Google Haberlere Abone ol

ANKARA - Milliyetçi Hareket Partisi (MHP) Genel Başkanı Devlet Bahçeli, Siyaset ve Liderlik Okulu’nun 15’inci Dönem Açılış törenine katıldıktan sonra Barış Pınarı Harekâtı ve sonrasında yaşanan gelişmelere ilişkin önce yazılı bir açıklama yaptı ardından gazetecilere yaptığı kısa açıklamada da görüşlerini tekrarladı.

Bahçeli, Cumhurbaşkanı Recep Tayyip Erdoğan'a ABD Başkanı Donald Trump tarafından gönderilen mektubun nezaket dışı olduğunu ve iade edilmesi gerektiğini söyledi. Barış Pınarı Operasyonu nedeniyle Türk Silahlı Kuvvetleri’ni kutlayan Bahçeli, “Türkiye Cumhuriyeti hükümetiyle övünüyorum” derken muhalefet partilerini eleştirdi ve, “CHP, Barış Pınarı Harekatı’na karşı tesis ve temin edilmiş çok aktörlü kara propagandaya resmen payandalık ve kuryelik yapmıştır” dedi.

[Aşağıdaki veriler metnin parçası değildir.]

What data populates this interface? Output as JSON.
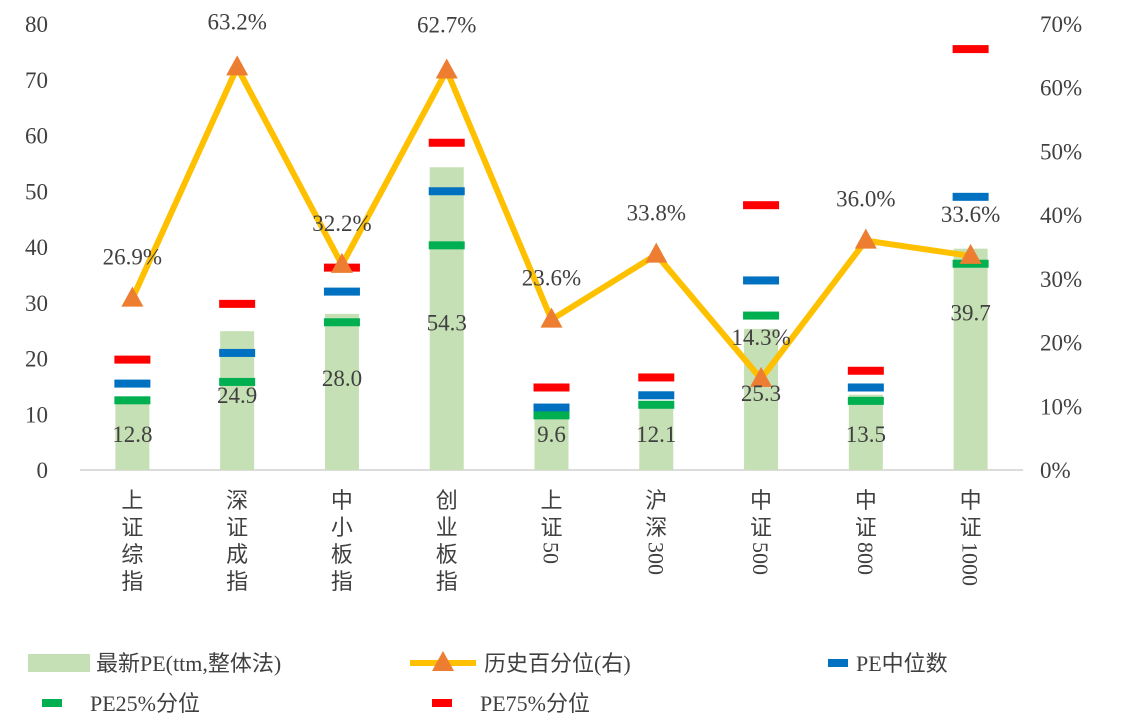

‘TÜRK MİLLETİ TRUMP’IN MEKTUBUNU YIRTTI ÇİĞNEDİ’

ABD Başkanı Donald Trump’ın Cumhurbaşkanı Recep Tayyip Erdoğan’a yazdığı mektuba ilişkin ise, “Türk milleti Trump mektubunu gıyaben yırtmış ve çiğnemiştir. Kod adı Mazlum, asıl ismi canavar olan YPG’li teröristbaşını telefonla arayıp methiyeler düzen, bununla kalmayıp ülkesine davet eden Trump amansız ve tedavisi imkansız bir nefret ve melanet virüsüne yakalanmıştır” değerlendirmesini yapan Bahçeli’nin açıklamasında öne çıkan başlıklar şöyle oldu:

YAKAYI ELE VERDİLER: 9 Ekim 2019 tarihinde başlayan Barış Pınarı Harekâtı adeta bir turnusol kağıdı işlevi görmüş, gizli kapaklı niyetleri, Türklüğe hasım çevreleri vatanseverlik basiretiyle açığa çıkarmıştır. Türkiye’nin teröre karşı haklı, hukuki ve meşru harekatı karşısında nefesi kesilen, korkuya kapılan, keyfi kaçan, rahatı bozulan, yarası olduğundan sürekli gocunan mihraklar terör örgütleriyle al takke ver külah içinde olan yerli ve yabancı işbirlikçilerdir. Bunlar izan, irade ve insaflarını çoktan kaybetmişlerdir. Barış Pınarı Harekatı sonucunda terörizme bel bağlayanlar, terör örgütleriyle ihanet mesaisine girenler kesinlikle deşifre olmuşlar, yakayı ele vermişlerdir.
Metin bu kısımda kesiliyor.